You may be wondering at this point just what is doing the waving, if things like electrons have wavelike properties. The answer is the electron wavefunction. A wavefunction $\Psi(t,{\vec{x}})$ is a mathematical object that physicists use in order to embody the mathematical and physical behaviour of the subatomic particle's wavelike properties - such as its dependence on time $t$ and position ${\vec{x}}$. Using the wavefunction, physicists can calculate quantum mechanical things of interest. For example, the absolute square of the wavefunction $\left|\Psi(t,{\vec{x}})\right|^2$ gives the probability of finding the particle in question at time $t$ and position ${\vec{x}}$,

$$ {\mathcal{P}} \sim \left|\Psi(t,{\vec{x}})\right|^2 \,. $$

The sum of probabilities for all possible outcomes must add up to 100%.

Quanta with different spins and masses have different wavefunctions, and obey different wave equations.

Erwin Schrodinger was the first guy to derive the wave equation for non-relativistic wavefunctions of massive quanta. Here is the Schrödinger equation, recorded here only for artistic reasons:- $$ i\hbar {\frac{\partial}{\partial t}}\Psi(t,{\vec{x}}) = \left( - {\frac{\hbar^2}{2m}}{\vec{\nabla}}^2 + V(t,{\vec{x}})\right) \,. \Psi(t,{\vec{x}}) $$ If you add in relativity to quantum mechanics, you get Quantum Field Theory. QFT handles both particles and antiparticles in the same breath. It is a very powerful apparatus, which we teach only in graduate school.

Heisenberg Uncertainty Principle

The really amazing thing about quantum mechanics is that what actually ends up happening is purely up to random chance! Evolution of the wavefunction into the future is precisely computable, if you know the initial data exactly. But what you get is only the probability of various possible outcomes happening. Which one eventuates is entirely random and cannot be controlled by humans, as far as we know.

This essential randomness of quantum mechanics kills classical determinism. It totally ruins your day if you thought that the universe should run like a clockwork machine. Einstein really hated this indeterminacy of quantum mechanics, and was unrepentant about it even on his deathbed. He said God does not play dice with the universe!. Unluckily for him, history proved him wrong.

The wavelike nature of quanta, and the observed randomness of quantum mechanics, introduce an intrinsic fuzziness to physical observables like momentum or position. The Heisenberg Uncertainty Principle is a mathematical statement of this fuzziness.
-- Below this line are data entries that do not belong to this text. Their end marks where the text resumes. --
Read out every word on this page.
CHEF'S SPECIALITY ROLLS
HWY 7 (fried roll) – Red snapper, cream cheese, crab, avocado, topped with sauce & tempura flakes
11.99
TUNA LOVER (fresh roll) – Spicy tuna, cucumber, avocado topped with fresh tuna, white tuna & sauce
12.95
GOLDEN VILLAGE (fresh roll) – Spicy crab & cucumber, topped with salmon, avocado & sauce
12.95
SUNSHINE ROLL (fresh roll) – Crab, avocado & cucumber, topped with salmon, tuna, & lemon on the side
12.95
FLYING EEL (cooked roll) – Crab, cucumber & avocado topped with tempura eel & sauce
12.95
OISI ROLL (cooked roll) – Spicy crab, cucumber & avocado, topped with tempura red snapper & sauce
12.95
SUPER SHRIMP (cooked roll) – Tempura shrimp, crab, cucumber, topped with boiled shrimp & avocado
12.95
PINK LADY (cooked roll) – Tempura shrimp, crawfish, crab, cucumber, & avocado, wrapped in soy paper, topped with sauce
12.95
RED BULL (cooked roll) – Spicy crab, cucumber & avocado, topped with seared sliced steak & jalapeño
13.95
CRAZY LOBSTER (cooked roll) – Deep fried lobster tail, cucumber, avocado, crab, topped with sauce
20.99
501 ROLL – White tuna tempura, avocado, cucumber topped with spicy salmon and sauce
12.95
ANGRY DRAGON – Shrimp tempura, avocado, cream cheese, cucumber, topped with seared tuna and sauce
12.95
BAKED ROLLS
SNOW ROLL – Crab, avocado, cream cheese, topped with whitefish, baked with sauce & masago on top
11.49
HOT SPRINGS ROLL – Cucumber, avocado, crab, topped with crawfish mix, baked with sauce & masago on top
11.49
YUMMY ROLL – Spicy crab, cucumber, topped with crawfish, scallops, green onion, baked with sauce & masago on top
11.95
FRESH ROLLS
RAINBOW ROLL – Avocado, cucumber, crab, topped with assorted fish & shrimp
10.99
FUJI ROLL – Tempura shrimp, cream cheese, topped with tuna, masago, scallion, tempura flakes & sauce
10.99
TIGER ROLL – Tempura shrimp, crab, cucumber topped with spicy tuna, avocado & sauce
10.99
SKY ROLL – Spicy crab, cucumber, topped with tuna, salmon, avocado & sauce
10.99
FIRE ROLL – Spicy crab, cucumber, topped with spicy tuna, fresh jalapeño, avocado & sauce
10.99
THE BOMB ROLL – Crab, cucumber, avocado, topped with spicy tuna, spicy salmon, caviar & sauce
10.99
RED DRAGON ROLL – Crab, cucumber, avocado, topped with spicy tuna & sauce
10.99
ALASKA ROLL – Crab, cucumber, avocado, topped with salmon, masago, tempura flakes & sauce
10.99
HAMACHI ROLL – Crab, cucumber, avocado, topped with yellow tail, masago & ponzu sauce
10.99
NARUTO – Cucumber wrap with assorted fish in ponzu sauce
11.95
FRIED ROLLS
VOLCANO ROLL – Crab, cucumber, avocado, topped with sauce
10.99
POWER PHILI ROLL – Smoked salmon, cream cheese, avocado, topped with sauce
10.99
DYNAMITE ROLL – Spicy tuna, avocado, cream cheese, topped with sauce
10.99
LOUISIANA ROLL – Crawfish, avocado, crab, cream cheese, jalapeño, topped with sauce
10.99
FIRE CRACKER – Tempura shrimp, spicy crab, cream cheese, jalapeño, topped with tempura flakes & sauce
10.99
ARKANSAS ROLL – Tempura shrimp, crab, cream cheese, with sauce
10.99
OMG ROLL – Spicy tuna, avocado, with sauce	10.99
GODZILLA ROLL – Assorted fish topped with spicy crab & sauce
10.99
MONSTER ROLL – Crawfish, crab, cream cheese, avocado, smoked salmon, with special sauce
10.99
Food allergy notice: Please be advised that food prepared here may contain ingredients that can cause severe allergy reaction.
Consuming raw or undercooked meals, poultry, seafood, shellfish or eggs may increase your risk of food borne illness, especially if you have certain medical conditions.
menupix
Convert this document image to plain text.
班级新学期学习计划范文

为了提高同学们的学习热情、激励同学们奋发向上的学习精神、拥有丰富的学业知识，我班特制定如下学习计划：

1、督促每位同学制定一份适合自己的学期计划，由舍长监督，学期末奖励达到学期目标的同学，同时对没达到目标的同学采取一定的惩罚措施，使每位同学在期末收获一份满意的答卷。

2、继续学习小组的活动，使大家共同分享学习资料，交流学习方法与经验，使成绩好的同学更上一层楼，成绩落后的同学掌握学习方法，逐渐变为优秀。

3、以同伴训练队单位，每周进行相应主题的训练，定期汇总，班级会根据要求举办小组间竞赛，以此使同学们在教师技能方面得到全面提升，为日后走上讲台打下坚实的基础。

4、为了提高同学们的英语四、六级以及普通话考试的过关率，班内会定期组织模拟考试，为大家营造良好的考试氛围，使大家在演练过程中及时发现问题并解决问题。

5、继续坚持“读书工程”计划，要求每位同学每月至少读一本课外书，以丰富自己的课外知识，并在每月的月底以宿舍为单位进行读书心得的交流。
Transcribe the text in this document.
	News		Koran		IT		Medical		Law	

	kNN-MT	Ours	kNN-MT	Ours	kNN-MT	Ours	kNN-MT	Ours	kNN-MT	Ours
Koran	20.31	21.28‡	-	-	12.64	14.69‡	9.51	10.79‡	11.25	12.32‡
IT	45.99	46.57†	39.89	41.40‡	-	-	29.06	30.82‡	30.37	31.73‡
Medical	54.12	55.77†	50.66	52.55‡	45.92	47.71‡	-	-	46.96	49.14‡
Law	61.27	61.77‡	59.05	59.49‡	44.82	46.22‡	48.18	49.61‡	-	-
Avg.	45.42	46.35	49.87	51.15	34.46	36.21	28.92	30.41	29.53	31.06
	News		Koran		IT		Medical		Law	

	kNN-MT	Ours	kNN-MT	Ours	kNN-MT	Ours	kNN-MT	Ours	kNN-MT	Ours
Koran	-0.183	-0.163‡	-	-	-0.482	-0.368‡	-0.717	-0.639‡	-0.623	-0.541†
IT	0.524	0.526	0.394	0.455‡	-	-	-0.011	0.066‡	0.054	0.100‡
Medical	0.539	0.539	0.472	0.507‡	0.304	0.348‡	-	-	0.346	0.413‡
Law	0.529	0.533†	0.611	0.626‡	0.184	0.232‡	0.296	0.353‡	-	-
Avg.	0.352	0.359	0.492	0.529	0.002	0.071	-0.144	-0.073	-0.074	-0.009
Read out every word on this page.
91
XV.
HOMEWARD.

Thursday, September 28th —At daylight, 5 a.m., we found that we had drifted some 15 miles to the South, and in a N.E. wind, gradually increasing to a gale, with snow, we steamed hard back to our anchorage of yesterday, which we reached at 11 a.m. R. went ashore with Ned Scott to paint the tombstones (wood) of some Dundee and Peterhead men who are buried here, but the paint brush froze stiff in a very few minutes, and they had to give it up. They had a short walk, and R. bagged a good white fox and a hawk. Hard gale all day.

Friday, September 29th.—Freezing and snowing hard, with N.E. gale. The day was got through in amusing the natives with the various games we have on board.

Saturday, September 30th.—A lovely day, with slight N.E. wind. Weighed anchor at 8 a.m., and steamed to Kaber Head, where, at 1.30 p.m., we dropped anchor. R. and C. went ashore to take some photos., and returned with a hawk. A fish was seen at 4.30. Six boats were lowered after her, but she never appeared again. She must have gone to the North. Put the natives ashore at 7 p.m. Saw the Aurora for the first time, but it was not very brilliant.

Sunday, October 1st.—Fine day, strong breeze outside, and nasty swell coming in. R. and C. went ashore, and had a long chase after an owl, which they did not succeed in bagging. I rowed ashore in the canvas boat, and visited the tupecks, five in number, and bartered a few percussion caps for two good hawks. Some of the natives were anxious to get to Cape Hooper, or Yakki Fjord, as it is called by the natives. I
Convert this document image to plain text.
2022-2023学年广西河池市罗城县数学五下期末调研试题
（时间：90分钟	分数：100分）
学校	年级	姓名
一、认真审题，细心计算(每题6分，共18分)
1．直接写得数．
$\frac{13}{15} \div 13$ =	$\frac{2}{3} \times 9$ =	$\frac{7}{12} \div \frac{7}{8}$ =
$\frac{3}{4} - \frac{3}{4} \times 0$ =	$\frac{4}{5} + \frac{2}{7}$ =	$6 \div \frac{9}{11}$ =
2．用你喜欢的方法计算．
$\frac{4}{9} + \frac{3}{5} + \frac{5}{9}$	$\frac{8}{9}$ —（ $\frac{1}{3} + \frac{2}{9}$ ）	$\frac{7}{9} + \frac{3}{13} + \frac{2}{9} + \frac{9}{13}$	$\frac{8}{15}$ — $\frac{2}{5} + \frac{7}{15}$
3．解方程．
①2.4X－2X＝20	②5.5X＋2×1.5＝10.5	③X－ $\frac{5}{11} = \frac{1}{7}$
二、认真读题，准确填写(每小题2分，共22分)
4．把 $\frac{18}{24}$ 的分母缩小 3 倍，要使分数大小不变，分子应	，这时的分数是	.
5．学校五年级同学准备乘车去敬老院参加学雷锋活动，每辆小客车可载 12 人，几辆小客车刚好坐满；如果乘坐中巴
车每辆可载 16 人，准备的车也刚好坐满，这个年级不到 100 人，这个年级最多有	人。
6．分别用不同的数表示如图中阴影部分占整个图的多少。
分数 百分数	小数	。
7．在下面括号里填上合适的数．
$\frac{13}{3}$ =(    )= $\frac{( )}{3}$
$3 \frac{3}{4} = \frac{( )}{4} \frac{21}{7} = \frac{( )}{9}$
It governs only particular pairs of physical observables, so it does not apply across the board (contrary to popular opinion). After certain reasonable assumptions about the physical states being measured, you can express the Heisenberg Uncertainty relation as an equation which says that the uncertainty about momentum (in a particular direction) times the uncertainty about position (in the same direction) has to be bigger than Planck’s constant

$$ \Delta x \,\Delta p \geq h \,. $$

Energy and time are also governed by an uncertainty relation

$$ \Delta E \,\Delta t \geq h \,. $$

The precise meaning of the uncertainty of quantum mechanics is still hotly debated by physicists, some of whom really like the news media spotlight.